During the period of working from home I was watching a lot of online training courses to fill time, as I couldn’t access the trial data, which is quite problematic for a Data Management Assistant. Some of those courses related to handling data, some of them discussed more widely applicable professional skills, and some of them related to my extra-curricular work in Equality & Inclusion. In particular, I wanted to learn more about the struggles I don’t have to face thanks to white privilege, and I also wanted to see how corporate culture was tackling these issues, as prior to this point most of my work involved swearing on Twitter. As for the first objective, I certainly learnt a lot, but as for the second part…I wasn’t impressed.
What came to light as I watched the videos was that even top-end academics in sociology don’t know how to talk about disabled people, and often end up spreading harmful misinformation despite their good intentions. Admittedly there is a distinct lack of robust data, and a distinct over-abundance of conflicting information, contributing to the confusion. However, if even those who have dedicated their life to studying the subject cannot get the basics right, then there is clearly a gap in need of filling. While this is hardly the most academic resource, I still felt the need to put together this guide on How To Talk About Disabled People.
This sounds obvious, but the vast majority of the training courses I watched that were discussing diversity as a whole, & didn’t focus on just one protected characteristic, completely failed to mention disability. There were discussions on race, religion, gender, sexuality, age, and even class, yet rarely was disability ever mentioned. If we were lucky, we got a brief mention tacked onto the end of one of the videos, but nothing of substance was said. The irony of discussing inclusion but excluding one of the protected characteristics is seemingly lost on them.

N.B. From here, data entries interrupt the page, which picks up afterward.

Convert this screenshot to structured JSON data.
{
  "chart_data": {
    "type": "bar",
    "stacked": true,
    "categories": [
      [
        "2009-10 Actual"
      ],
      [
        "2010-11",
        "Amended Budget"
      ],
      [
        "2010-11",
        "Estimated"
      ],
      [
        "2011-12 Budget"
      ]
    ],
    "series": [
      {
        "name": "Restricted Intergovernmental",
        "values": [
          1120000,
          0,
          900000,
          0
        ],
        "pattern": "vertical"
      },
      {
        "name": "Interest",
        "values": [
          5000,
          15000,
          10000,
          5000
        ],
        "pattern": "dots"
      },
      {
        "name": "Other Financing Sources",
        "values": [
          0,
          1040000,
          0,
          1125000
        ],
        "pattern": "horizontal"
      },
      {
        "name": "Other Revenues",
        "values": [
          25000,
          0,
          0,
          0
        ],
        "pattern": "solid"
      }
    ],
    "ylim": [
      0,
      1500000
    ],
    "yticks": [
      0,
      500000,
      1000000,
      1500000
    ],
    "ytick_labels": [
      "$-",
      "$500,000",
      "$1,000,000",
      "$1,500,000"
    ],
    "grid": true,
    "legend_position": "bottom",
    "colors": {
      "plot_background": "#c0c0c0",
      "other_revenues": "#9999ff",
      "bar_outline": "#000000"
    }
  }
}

Even worse is that all the courses related to the workplace, further ingraining the notion that disabled people aren’t employable. While not every disabled person can work, some of us can, and this association makes it far harder for us to find jobs.
Able-bodied people (a.k.a. ableds) have a delightful habit of telling disabled people what we want without having asked us first. This leads to sitcom-worthy misunderstandings where additional barriers are placed in our way, and harm is done to the community. When disabled people then speak up, we’re called ungrateful. The amount of times people have tried to push my wheelchair, often without me even realising they’re behind me and risking damage to a very expensive piece of medical equipment, perfectly exemplifies why asking me if I need assistance first is so important.
This conflict could be entirely avoided if ableds would just talk to us to find out what we actually need, instead of making assumptions based on the misinformation obtained from the last time we weren’t asked. Of course, there’s no point talking to us if you don’t…
When asking us what we need or want instead of making assumptions, it is entirely pointless if you ignore the answer. Continuing the example of trying to push my powered wheelchair without asking me first; I will very vocally protest at this, partly out of concern in case my only way of leaving the house is damaged, but also because I can and will move myself as needed. This is usually a waste of energy as I am ignored, completely. Sometimes, people are surprised that the vegetable can talk. Other times, I’m rude. Most of the time, people just keep on trying to push.
If you’re going to talk about disability as part of a discussion around equality, which you should be doing (see Point 1), then you need to get reliable information (Point 2), and use that information (Point 3). All of these factors are seemingly simple, but are also extremely rare.
I am a disabled person. I have a disability. This is Diary of a Disabled Person, where Disability Doesn’t Mean I Can’t.
My point? Disabled is not a dirty word.
The euphemisms people use to describe us (invalid, handicapped, handi-capable, differently abled, ability status, special needs etc.) are almost universally hated by the entire disability community. Despite the community being rather vocal about this, ableds insist that us being called disabled is demeaning, when what is demeaning is having our opinion completely disregarded. In fact, when people have been debating what word to use, no time is left to discuss actual issues around inaccessibility and exclusion.
Refusing to say disabled also puts a stigma on the word, which in turn places a stigma on the people. It is something to be hidden away (Hugo, 1831), and to be ashamed of. Growing up, children are so used to being shielded from us that their curiosity often bubbles over into insolence, eventually growing up to become unintentionally ableist themselves.
While there is debate over whether or not to use person-first language (more on that here), the one thing the community unanimously agrees on is that the D-word is not a dirty one.
Chances are that, if you are able-bodied and reading this (for which I thank you), you’re feeling guilty because you’ve fallen into one of the aforementioned traps. That’s OK. Pleading ignorance is perfectly acceptable in this instance, but now you know for the future.
We’ve all made mistakes and said the wrong thing, whether that was a joke taken too far, focusing on the wrong issue, or doing something harmful while trying to help. I’ve done all of those things, but I feel no shame because it is through these mistakes that we learn and grow, and become better people.
Take the lessons from those mistakes and use them. Educate others. Spread the word. Share this blog (😊).
There are uncomfortable and awkward discussions ahead; they are inevitable if things are to change. Instead of hiding from them, tackle them head-on and make the world a better place.